Jason Statham stars as H in Guy Ritchie’s “Wrath of Man” (Photo Credit: Christopher Raphael/2021 Metro-Goldwyn-Mayer Pictures, Inc.).
How far would you go to avenge a wrong done to you?
Many people will say that they would do whatever it takes to get revenge on an enemy.
But how many have the ability and wherewithal to actually make their adversaries pay for the wrongs that they have committed?
In “Wrath of Man,” H (Jason Statham, “The Meg”) has the calming menace and ruthlessness to make all of his enemies cower, which makes “Wrath of Man” the type of brutal action film that perfectly fits the summer movie formula.
“Wrath of Man” depicts the plight of armored truck drivers.
Like bankers and bank tellers, armored truck drivers put their lives on the line everyday in order to safeguard the money of others.
While many idiotic criminals take penitentiary chances robbing corner stores and liquor stores, seasoned criminals often put their lives and livelihood in danger only if there are large sums of money for the taking.
While everyday street thugs might die or go to jail for a few dollars, those that specialize in robbing armored trucks are the crème de la crème of criminals because their felonious capers take skill, precision, intelligence and preparedness to pull off successfully.
Even with planning and details, life and riches are not promised just because one robs an armored truck with millions of dollars inside.
Most importantly, working for an armored truck company does not guarantee anything either because even with weapons, training and safety protocols, there is nothing that one can do when an evil criminal mastermind is determined to get rich quick.
“Wrath of Man” begins as two employees from Fortico, a private security firm responsible for picking up and transporting millions of dollars, get gunned down during a robbery in which they follow all safety procedures and protocols.
The unfortunate victims of the armored truck robbery follow procedures to a fault because when an opportunity presents itself for a possible escape, they are more concerned with procedures and calling in the robbery than with actual escape.
The murder of two Fortico employees hits the company hard.
Employees get constantly reminded to follow procedures during a robbery and not to play the hero because they are not even protecting their own money.
To an extent, Fortico employees are paid to transfer money, not to risk their lives trying to save the money.
In fact, Fortico often moves $15 million per day in their numerous armored trucks.
However, the motto of following all safety protocols changes in “Wrath of Man” when H joins the operation.
Fortico prospects have to pass their training exercises with a score of 70 percent.

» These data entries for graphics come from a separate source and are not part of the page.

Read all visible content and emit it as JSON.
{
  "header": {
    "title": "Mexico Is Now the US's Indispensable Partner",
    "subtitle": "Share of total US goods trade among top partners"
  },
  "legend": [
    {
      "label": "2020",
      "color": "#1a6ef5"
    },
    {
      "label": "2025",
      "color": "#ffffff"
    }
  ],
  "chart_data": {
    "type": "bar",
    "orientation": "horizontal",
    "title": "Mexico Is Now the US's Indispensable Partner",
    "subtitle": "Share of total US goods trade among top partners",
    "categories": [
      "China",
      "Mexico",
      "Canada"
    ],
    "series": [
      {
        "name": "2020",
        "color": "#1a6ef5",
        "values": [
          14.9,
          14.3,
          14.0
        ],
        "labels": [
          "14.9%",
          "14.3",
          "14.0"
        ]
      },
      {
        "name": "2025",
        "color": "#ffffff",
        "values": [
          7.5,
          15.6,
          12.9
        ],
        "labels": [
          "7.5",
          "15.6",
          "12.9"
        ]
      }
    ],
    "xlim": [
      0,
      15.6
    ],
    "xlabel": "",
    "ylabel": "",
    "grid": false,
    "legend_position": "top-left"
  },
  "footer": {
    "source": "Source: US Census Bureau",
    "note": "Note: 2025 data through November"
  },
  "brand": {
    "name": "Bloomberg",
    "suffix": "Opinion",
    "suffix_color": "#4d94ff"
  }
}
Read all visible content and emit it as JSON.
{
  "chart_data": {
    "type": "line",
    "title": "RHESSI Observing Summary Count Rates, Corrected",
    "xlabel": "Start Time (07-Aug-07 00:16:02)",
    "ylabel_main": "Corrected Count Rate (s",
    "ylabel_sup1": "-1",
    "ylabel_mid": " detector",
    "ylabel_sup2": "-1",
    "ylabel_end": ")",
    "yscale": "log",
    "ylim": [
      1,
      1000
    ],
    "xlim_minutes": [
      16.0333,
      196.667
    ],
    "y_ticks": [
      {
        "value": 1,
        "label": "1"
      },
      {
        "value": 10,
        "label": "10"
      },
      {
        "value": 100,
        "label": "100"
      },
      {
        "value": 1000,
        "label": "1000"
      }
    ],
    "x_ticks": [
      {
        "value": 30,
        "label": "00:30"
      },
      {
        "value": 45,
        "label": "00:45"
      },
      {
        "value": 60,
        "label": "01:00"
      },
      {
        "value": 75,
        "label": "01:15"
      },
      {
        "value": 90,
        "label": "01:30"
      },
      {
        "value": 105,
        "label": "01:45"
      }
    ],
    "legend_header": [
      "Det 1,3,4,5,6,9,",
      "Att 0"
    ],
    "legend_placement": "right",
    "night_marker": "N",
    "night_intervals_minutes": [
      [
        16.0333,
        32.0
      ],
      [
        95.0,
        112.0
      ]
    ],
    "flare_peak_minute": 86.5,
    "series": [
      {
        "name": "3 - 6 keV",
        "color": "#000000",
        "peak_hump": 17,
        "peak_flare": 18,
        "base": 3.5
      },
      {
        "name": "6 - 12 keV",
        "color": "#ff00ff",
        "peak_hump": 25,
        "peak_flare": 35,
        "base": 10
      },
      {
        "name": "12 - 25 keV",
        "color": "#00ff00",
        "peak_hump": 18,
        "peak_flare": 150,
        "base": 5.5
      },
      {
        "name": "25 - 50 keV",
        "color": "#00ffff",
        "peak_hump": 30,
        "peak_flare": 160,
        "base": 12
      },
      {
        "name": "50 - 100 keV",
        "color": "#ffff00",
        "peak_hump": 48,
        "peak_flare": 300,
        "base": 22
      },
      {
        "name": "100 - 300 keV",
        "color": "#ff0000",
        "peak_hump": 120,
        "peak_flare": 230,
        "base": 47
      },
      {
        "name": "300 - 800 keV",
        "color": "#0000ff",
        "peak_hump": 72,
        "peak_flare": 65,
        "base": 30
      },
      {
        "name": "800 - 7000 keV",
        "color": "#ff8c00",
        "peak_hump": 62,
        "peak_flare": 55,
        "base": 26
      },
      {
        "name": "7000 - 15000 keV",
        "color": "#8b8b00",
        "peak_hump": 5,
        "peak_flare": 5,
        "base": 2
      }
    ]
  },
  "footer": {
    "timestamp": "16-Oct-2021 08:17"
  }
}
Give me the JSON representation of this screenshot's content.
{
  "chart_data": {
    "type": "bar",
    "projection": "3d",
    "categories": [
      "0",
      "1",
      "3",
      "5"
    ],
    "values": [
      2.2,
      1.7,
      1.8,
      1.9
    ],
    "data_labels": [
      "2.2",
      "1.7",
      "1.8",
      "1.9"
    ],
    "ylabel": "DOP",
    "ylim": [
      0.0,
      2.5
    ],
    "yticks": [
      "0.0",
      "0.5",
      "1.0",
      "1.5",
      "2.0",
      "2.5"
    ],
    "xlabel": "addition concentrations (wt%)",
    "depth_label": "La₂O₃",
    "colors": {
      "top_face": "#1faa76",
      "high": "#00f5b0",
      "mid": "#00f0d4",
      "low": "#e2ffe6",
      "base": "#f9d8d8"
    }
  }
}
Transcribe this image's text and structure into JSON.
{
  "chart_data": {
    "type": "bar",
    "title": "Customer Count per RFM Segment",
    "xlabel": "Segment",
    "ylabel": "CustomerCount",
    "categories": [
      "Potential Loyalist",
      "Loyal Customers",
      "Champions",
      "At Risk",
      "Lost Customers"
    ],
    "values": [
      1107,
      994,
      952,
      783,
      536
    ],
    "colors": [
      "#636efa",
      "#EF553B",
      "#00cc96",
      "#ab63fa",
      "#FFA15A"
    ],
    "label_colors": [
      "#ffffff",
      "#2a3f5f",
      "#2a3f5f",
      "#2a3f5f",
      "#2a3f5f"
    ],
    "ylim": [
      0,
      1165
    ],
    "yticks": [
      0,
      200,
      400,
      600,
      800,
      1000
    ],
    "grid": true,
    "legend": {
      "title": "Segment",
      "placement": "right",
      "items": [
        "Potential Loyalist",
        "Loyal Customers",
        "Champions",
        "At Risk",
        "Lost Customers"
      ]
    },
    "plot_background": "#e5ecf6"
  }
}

The training consists of driving exercises and shooting drills.
Luckily, H scores the required 70 percent on the dot to gain employment at Fortico.
While he gains employment, his supervisor Bullet (Holt McCallany, “Sully”) tells him he has no chance of becoming a Formula-1 racecar driver.
Furthermore, Bullet tells H that his shooting skills must have become rusty since he left his last security job.
Despite getting the new job, H does not try to endear himself to his new co-workers and bosses.
The other employees at Fortico think that something does not add up with H.
He seems over qualified for the job at Fortico.
Furthermore, he has a dark spirit and a bad attitude, not being one to mingle with the rest of his colleagues.
However, H becomes a hero inside the walls of Fortico when he successfully fights back against would-be robbers.
While his shooting skills appeared average in his training exercises, he shoots like a skilled marksman when robbers hold Bullet as a hostage and those same thieves begin shooting at him and Boy Sweat Dave (Josh Hartnett, “Sin City”).
In “Wrath of Man,” H’s heroics solidify his respect within the Fortico power structure.
But it also deepens the suspicions of some of his co-workers who believe that this dark spirit of a man cannot be trusted with their entire operation.
First and foremost “Wrath of Man” is dope because of Statham.
The British actor has become a legend much in the same vein as Samuel L. Jackson and Vin Diesel.
All three seem to play the same character, with the same voice and same demeanor in many of their movies.
But for some reason it works every time.
Stereotypically, many Americans do not see Brits as menacing, possibly because of their accent that makes all of them sound proper and superiorly educated.
However, Statham is able to destroy that stereotype while still speaking the King’s English.
He just has a do not mess with me attitude and body language.
The Guy Ritchie-directed “Wrath of Man” has to draw comparisons with other armored truck heist films like “Takers” and “The Italian Job.”
But while “Takers” was suave and sophisticated and “The Italian Job” was comical, “Wrath of Man” is just vicious and ferocious.
But while “Wrath of Man” boasts bloodthirsty action, the film does not contain the best acting.
Rapper Post Malone did not quite measure up even against just serviceable acting jobs.
Thankfully, Post Malone’s performance in “Wrath of Man” is limited to a bit part.
And although Statham is not a true thespian, his gravitas as a bona fide bada$$ makes “Wrath of Man” a fire movie as far as summer blockbusters are concerned.
And when a man like Statham, or H, is wrathful and vengeful, all hell might break loose at any moment.